Au petit déjeuner, le lundi matin, tante Polly et Marie furent très tendres avec Tom, et très attentives à ses désirs. Il y eut une quantité extraordinaire de conversation. Au cours de celle-ci, tante Polly dit :
— Eh bien, je ne dis pas que ce n'était pas une bonne farce, Tom, de faire souffrir tout le monde pendant presque une semaine pour que vous, les garçons, vous vous amusiez, mais c'est dommage que tu aies pu être assez dur de cœur pour me laisser souffrir ainsi. Si tu as pu venir sur un tronc d'arbre pour assister à ton enterrement, tu aurais bien pu venir me donner un signe quelconque pour me faire comprendre que tu n'étais pas mort, mais seulement enfui.
— Oui, tu aurais pu faire cela, Tom, dit Marie ; et je crois que tu l'aurais fait si tu y avais pensé.
— L'aurais-tu fait, Tom ? dit tante Polly, sa figure s'éclairant d'un espoir nostalgique. Voyons, dis, l'aurais-tu fait, si tu y avais pensé ?
— Je… eh bien, je ne sais pas. Cela aurait tout gâché.
— Tom, j'espérais que tu m'aimais assez pour cela, dit tante Polly d'un ton peiné qui mit le garçon mal à l'aise.
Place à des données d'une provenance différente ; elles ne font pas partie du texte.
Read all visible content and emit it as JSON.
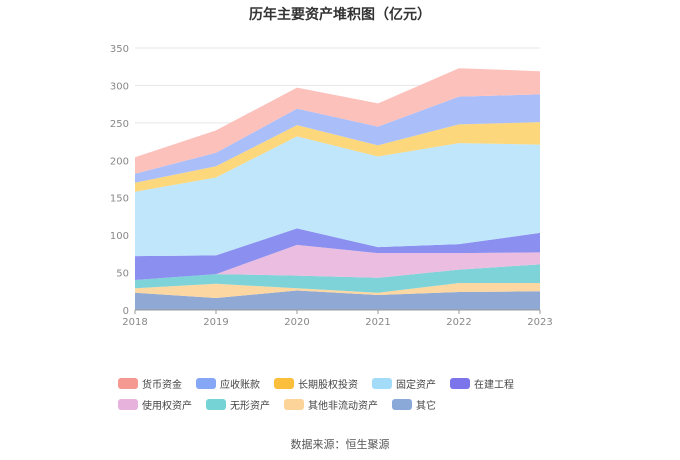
{
  "chart_data": {
    "type": "area",
    "stacked": true,
    "title": "历年主要资产堆积图（亿元）",
    "categories": [
      "2018",
      "2019",
      "2020",
      "2021",
      "2022",
      "2023"
    ],
    "ylim": [
      0,
      350
    ],
    "yticks": [
      0,
      50,
      100,
      150,
      200,
      250,
      300,
      350
    ],
    "series": [
      {
        "name": "其它",
        "color": "#8fa9d4",
        "values": [
          23,
          16,
          26,
          20,
          24,
          25
        ]
      },
      {
        "name": "其他非流动资产",
        "color": "#fcd7a1",
        "values": [
          6,
          19,
          3,
          3,
          12,
          11
        ]
      },
      {
        "name": "无形资产",
        "color": "#7ed3d8",
        "values": [
          11,
          13,
          17,
          20,
          18,
          25
        ]
      },
      {
        "name": "使用权资产",
        "color": "#ebbde0",
        "values": [
          0,
          0,
          41,
          33,
          22,
          16
        ]
      },
      {
        "name": "在建工程",
        "color": "#8a8ff0",
        "values": [
          32,
          25,
          22,
          8,
          12,
          26
        ]
      },
      {
        "name": "固定资产",
        "color": "#bfe6fb",
        "values": [
          86,
          104,
          123,
          121,
          135,
          118
        ]
      },
      {
        "name": "长期股权投资",
        "color": "#fdd77c",
        "values": [
          12,
          15,
          15,
          15,
          25,
          30
        ]
      },
      {
        "name": "应收账款",
        "color": "#aabff9",
        "values": [
          12,
          18,
          22,
          25,
          37,
          37
        ]
      },
      {
        "name": "货币资金",
        "color": "#fdc1bc",
        "values": [
          22,
          30,
          28,
          31,
          38,
          31
        ]
      }
    ]
  },
  "legend": [
    {
      "label": "货币资金",
      "color": "#f59a92"
    },
    {
      "label": "应收账款",
      "color": "#86a7f5"
    },
    {
      "label": "长期股权投资",
      "color": "#fbbf3c"
    },
    {
      "label": "固定资产",
      "color": "#a3dcf8"
    },
    {
      "label": "在建工程",
      "color": "#7b74ea"
    },
    {
      "label": "使用权资产",
      "color": "#e7b3dc"
    },
    {
      "label": "无形资产",
      "color": "#75d3d6"
    },
    {
      "label": "其他非流动资产",
      "color": "#fcd49a"
    },
    {
      "label": "其它",
      "color": "#8aa8d8"
    }
  ],
  "source": "数据来源：恒生聚源"
}
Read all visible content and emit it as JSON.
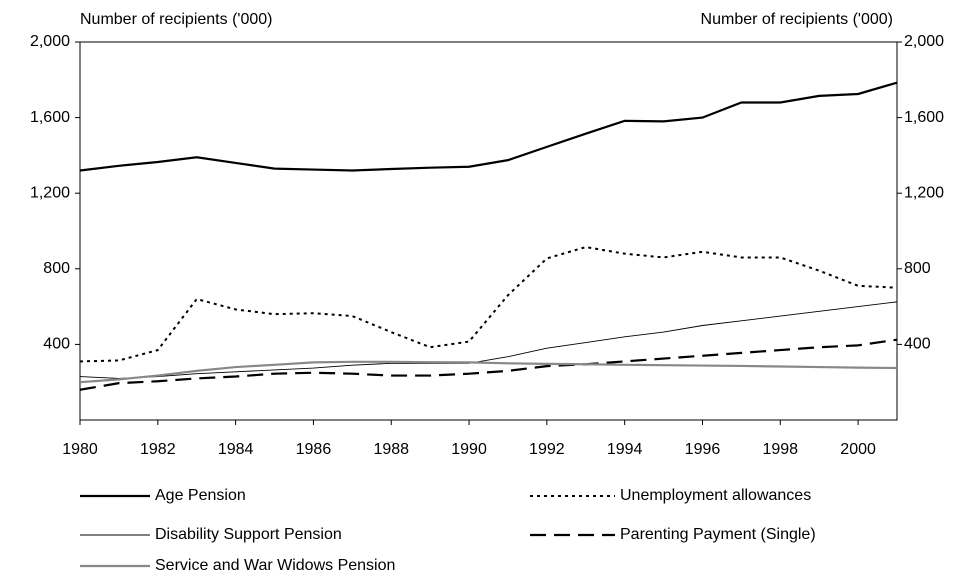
{
  "chart_data": {
    "type": "line",
    "ylabel": "Number of recipients ('000)",
    "y2label": "Number of recipients ('000)",
    "x": [
      1980,
      1981,
      1982,
      1983,
      1984,
      1985,
      1986,
      1987,
      1988,
      1989,
      1990,
      1991,
      1992,
      1993,
      1994,
      1995,
      1996,
      1997,
      1998,
      1999,
      2000,
      2001
    ],
    "xlim": [
      1980,
      2001
    ],
    "xticks": [
      1980,
      1982,
      1984,
      1986,
      1988,
      1990,
      1992,
      1994,
      1996,
      1998,
      2000
    ],
    "ylim": [
      0,
      2000
    ],
    "yticks": [
      400,
      800,
      {
        "value": 1200,
        "label": "1,200"
      },
      {
        "value": 1600,
        "label": "1,600"
      },
      {
        "value": 2000,
        "label": "2,000"
      }
    ],
    "y2lim": [
      0,
      2000
    ],
    "y2ticks": [
      400,
      800,
      {
        "value": 1200,
        "label": "1,200"
      },
      {
        "value": 1600,
        "label": "1,600"
      },
      {
        "value": 2000,
        "label": "2,000"
      }
    ],
    "series": [
      {
        "name": "Age Pension",
        "color": "#000000",
        "style": "thick",
        "values": [
          1320,
          1345,
          1365,
          1390,
          1360,
          1330,
          1325,
          1320,
          1328,
          1335,
          1340,
          1375,
          1445,
          1515,
          1583,
          1580,
          1600,
          1680,
          1680,
          1715,
          1725,
          1785
        ]
      },
      {
        "name": "Unemployment allowances",
        "color": "#000000",
        "style": "dotted",
        "values": [
          310,
          315,
          370,
          640,
          585,
          560,
          565,
          550,
          465,
          385,
          415,
          660,
          855,
          915,
          880,
          860,
          890,
          860,
          860,
          790,
          710,
          700
        ]
      },
      {
        "name": "Disability Support Pension",
        "color": "#000000",
        "style": "thin",
        "values": [
          230,
          220,
          230,
          245,
          255,
          265,
          275,
          290,
          300,
          300,
          300,
          335,
          380,
          410,
          440,
          465,
          500,
          525,
          550,
          575,
          600,
          625
        ]
      },
      {
        "name": "Parenting Payment (Single)",
        "color": "#000000",
        "style": "dashed",
        "values": [
          160,
          195,
          205,
          220,
          230,
          245,
          250,
          245,
          235,
          235,
          245,
          260,
          285,
          295,
          310,
          325,
          340,
          355,
          370,
          385,
          395,
          425
        ]
      },
      {
        "name": "Service and War Widows Pension",
        "color": "#888888",
        "style": "gray",
        "values": [
          200,
          215,
          235,
          260,
          280,
          292,
          305,
          308,
          308,
          306,
          305,
          300,
          297,
          295,
          292,
          290,
          288,
          286,
          283,
          280,
          277,
          275
        ]
      }
    ]
  }
}
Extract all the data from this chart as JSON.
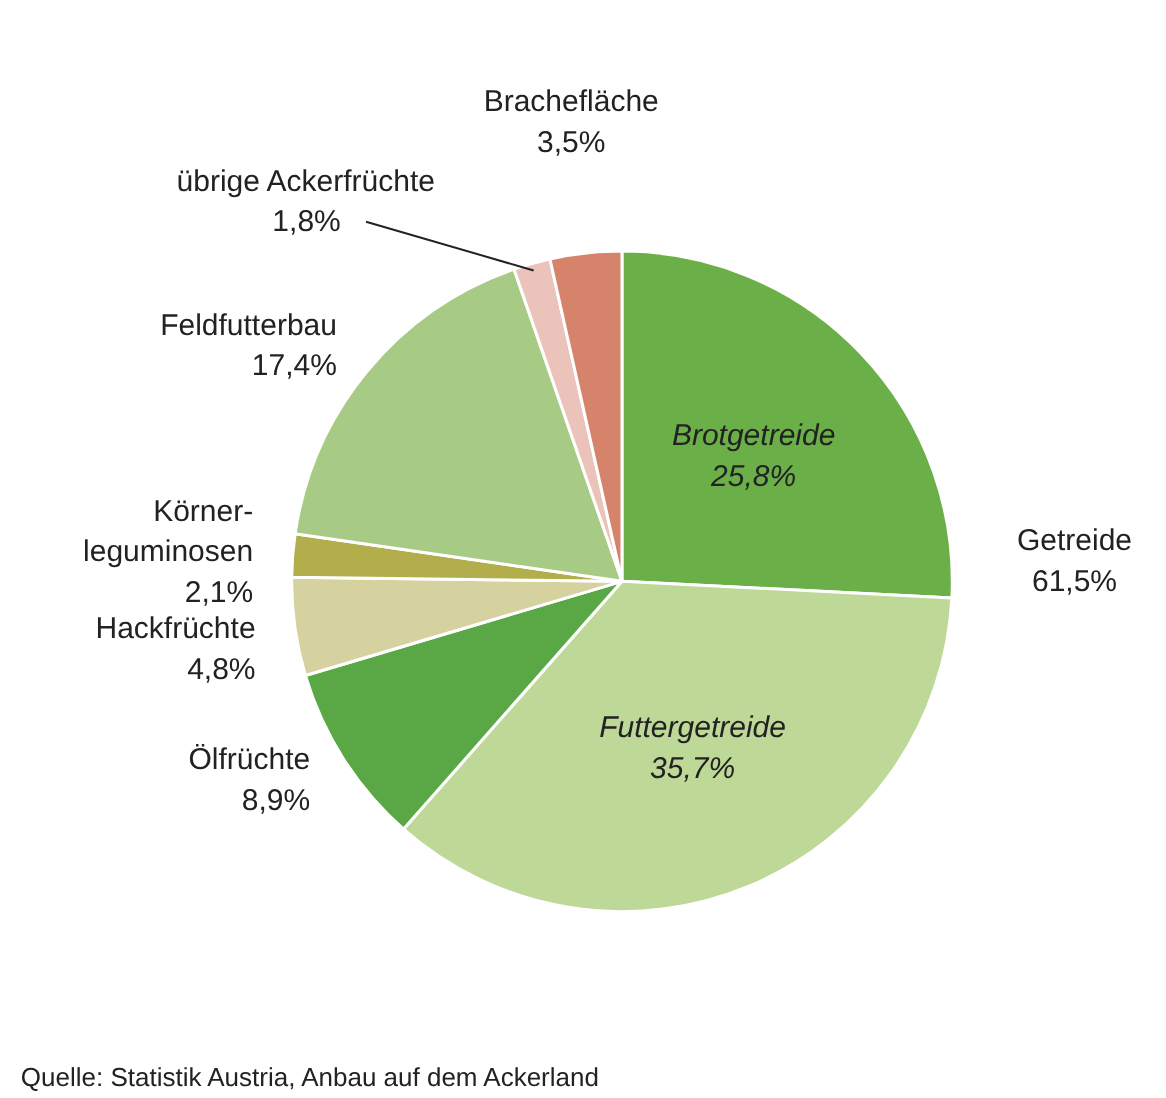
{
  "chart_data": {
    "type": "pie",
    "categories": [
      "Brotgetreide",
      "Futtergetreide",
      "Ölfrüchte",
      "Hackfrüchte",
      "Körner-\nleguminosen",
      "Feldfutterbau",
      "übrige Ackerfrüchte",
      "Brachefläche"
    ],
    "values": [
      25.8,
      35.7,
      8.9,
      4.8,
      2.1,
      17.4,
      1.8,
      3.5
    ],
    "value_labels": [
      "25,8%",
      "35,7%",
      "8,9%",
      "4,8%",
      "2,1%",
      "17,4%",
      "1,8%",
      "3,5%"
    ],
    "colors": [
      "#6aaf48",
      "#bed898",
      "#5aa845",
      "#d5d2a0",
      "#b3ae4c",
      "#a7cb85",
      "#ebc3ba",
      "#d5846b"
    ],
    "annotations": [
      "Getreide\n61,5%",
      "Quelle: Statistik Austria, Anbau auf dem Ackerland"
    ]
  }
}
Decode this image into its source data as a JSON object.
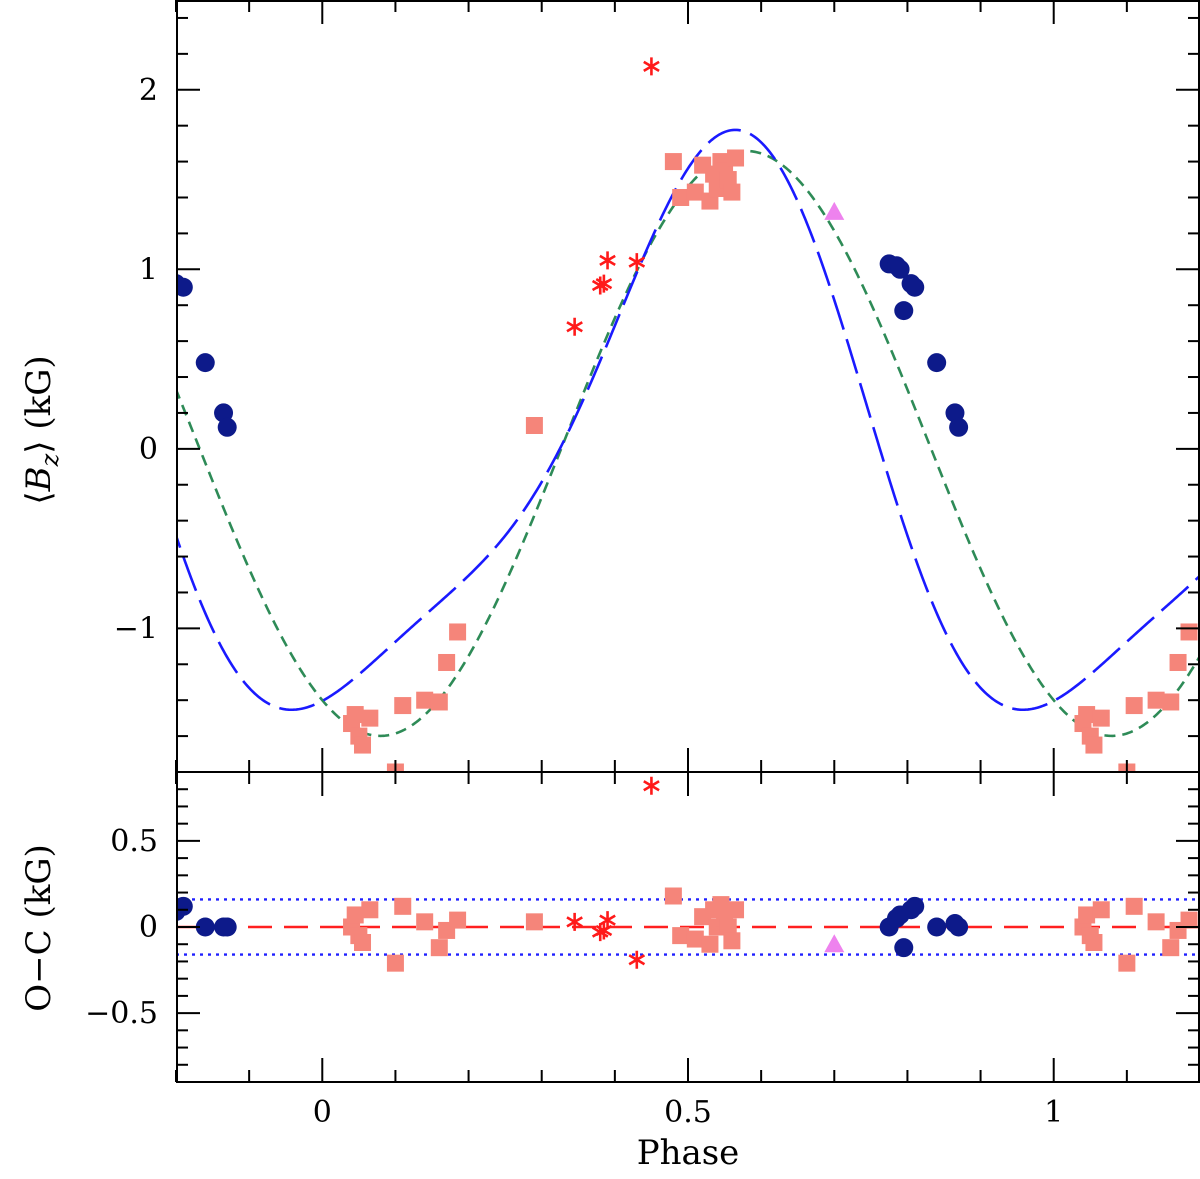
{
  "chart_data": {
    "type": "scatter",
    "xlabel": "Phase",
    "xlim": [
      -0.2,
      1.2
    ],
    "x_ticks": [
      0,
      0.5,
      1
    ],
    "x_tick_labels": [
      "0",
      "0.5",
      "1"
    ],
    "colors": {
      "circle": "#0d1a8a",
      "square": "#f5857a",
      "star": "#ff1a1a",
      "triangle": "#ee82ee",
      "fit_long_dash": "#1a1aff",
      "fit_short_dash": "#2e8b57",
      "zero_line": "#ff2020",
      "band_line": "#2020ff"
    },
    "top_panel": {
      "ylabel_prefix": "⟨",
      "ylabel_var": "B",
      "ylabel_sub": "z",
      "ylabel_suffix": "⟩ (kG)",
      "ylim": [
        -1.8,
        2.5
      ],
      "y_ticks": [
        -1,
        0,
        1,
        2
      ],
      "y_tick_labels": [
        "−1",
        "0",
        "1",
        "2"
      ],
      "fit_long_dash": {
        "mean": -0.04,
        "a1": -1.483,
        "b1": -0.325,
        "a2": 0.119,
        "b2": 0.336
      },
      "fit_short_dash": {
        "mean": 0.03,
        "a1": -1.43,
        "b1": -0.78
      },
      "series": [
        {
          "name": "circles",
          "marker": "circle",
          "x": [
            0.775,
            0.785,
            0.79,
            0.795,
            0.805,
            0.81,
            0.84,
            0.865,
            0.87,
            -0.2,
            -0.19,
            -0.16,
            -0.135,
            -0.13
          ],
          "y": [
            1.03,
            1.02,
            1.0,
            0.77,
            0.92,
            0.9,
            0.48,
            0.2,
            0.12,
            0.92,
            0.9,
            0.48,
            0.2,
            0.12
          ]
        },
        {
          "name": "squares",
          "marker": "square",
          "x": [
            0.04,
            0.045,
            0.05,
            0.055,
            0.065,
            0.1,
            0.11,
            0.14,
            0.16,
            0.17,
            0.185,
            0.29,
            0.48,
            0.49,
            0.51,
            0.52,
            0.53,
            0.535,
            0.54,
            0.545,
            0.55,
            0.555,
            0.56,
            0.565,
            1.04,
            1.045,
            1.05,
            1.055,
            1.065,
            1.1,
            1.11,
            1.14,
            1.16,
            1.17,
            1.185
          ],
          "y": [
            -1.53,
            -1.48,
            -1.6,
            -1.65,
            -1.5,
            -1.8,
            -1.43,
            -1.4,
            -1.41,
            -1.19,
            -1.02,
            0.13,
            1.6,
            1.4,
            1.43,
            1.58,
            1.38,
            1.53,
            1.45,
            1.6,
            1.55,
            1.5,
            1.43,
            1.62,
            -1.53,
            -1.48,
            -1.6,
            -1.65,
            -1.5,
            -1.8,
            -1.43,
            -1.4,
            -1.41,
            -1.19,
            -1.02
          ]
        },
        {
          "name": "stars",
          "marker": "star",
          "x": [
            0.345,
            0.38,
            0.385,
            0.39,
            0.43,
            0.45
          ],
          "y": [
            0.68,
            0.91,
            0.92,
            1.05,
            1.04,
            2.13
          ]
        },
        {
          "name": "triangle",
          "marker": "triangle",
          "x": [
            0.7
          ],
          "y": [
            1.32
          ]
        }
      ]
    },
    "bottom_panel": {
      "ylabel": "O−C (kG)",
      "ylim": [
        -0.9,
        0.9
      ],
      "y_ticks": [
        -0.5,
        0,
        0.5
      ],
      "y_tick_labels": [
        "−0.5",
        "0",
        "0.5"
      ],
      "zero_line": 0,
      "sigma_band": 0.16,
      "series": [
        {
          "name": "circles",
          "marker": "circle",
          "x": [
            0.775,
            0.785,
            0.79,
            0.795,
            0.805,
            0.81,
            0.84,
            0.865,
            0.87,
            -0.2,
            -0.19,
            -0.16,
            -0.135,
            -0.13
          ],
          "y": [
            0.0,
            0.05,
            0.07,
            -0.12,
            0.1,
            0.12,
            0.0,
            0.02,
            0.0,
            0.09,
            0.12,
            0.0,
            0.0,
            0.0
          ]
        },
        {
          "name": "squares",
          "marker": "square",
          "x": [
            0.04,
            0.045,
            0.05,
            0.055,
            0.065,
            0.1,
            0.11,
            0.14,
            0.16,
            0.17,
            0.185,
            0.29,
            0.48,
            0.49,
            0.51,
            0.52,
            0.53,
            0.535,
            0.54,
            0.545,
            0.55,
            0.555,
            0.56,
            0.565,
            1.04,
            1.045,
            1.05,
            1.055,
            1.065,
            1.1,
            1.11,
            1.14,
            1.16,
            1.17,
            1.185
          ],
          "y": [
            0.0,
            0.07,
            -0.05,
            -0.09,
            0.1,
            -0.21,
            0.12,
            0.03,
            -0.12,
            -0.02,
            0.04,
            0.03,
            0.18,
            -0.05,
            -0.07,
            0.06,
            -0.1,
            0.1,
            0.0,
            0.13,
            0.05,
            0.0,
            -0.08,
            0.1,
            0.0,
            0.07,
            -0.05,
            -0.09,
            0.1,
            -0.21,
            0.12,
            0.03,
            -0.12,
            -0.02,
            0.04
          ]
        },
        {
          "name": "stars",
          "marker": "star",
          "x": [
            0.345,
            0.38,
            0.385,
            0.39,
            0.43,
            0.45
          ],
          "y": [
            0.03,
            -0.03,
            -0.02,
            0.04,
            -0.19,
            0.82
          ]
        },
        {
          "name": "triangle",
          "marker": "triangle",
          "x": [
            0.7
          ],
          "y": [
            -0.1
          ]
        }
      ]
    }
  }
}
Cela aurait été quelque chose si tu avais assez tenu à moi pour y _penser_, même si tu ne l'avais pas _fait_.
— Voyons, tante, ce n'est pas un mal, plaida Marie ; c'est seulement la manière étourdie de Tom — il est toujours si pressé qu'il ne pense jamais à rien.
— Tant pis. Sid y aurait pensé. Et Sid serait venu et l'aurait _fait_ aussi. Tom, tu te souviendras un jour, quand il sera trop tard, que tu aurais souhaité avoir été un peu plus attentionné pour moi quand cela t'aurait coûté si peu.
— Voyons, tante, tu sais bien que je tiens à toi, dit Tom.
— Je le saurais mieux si tu te conduisais davantage comme tel.
— Je voudrais maintenant y avoir pensé, dit Tom d'un ton repentant ; mais je t'ai rêvée, en tout cas. C'est quelque chose, n'est-ce pas ?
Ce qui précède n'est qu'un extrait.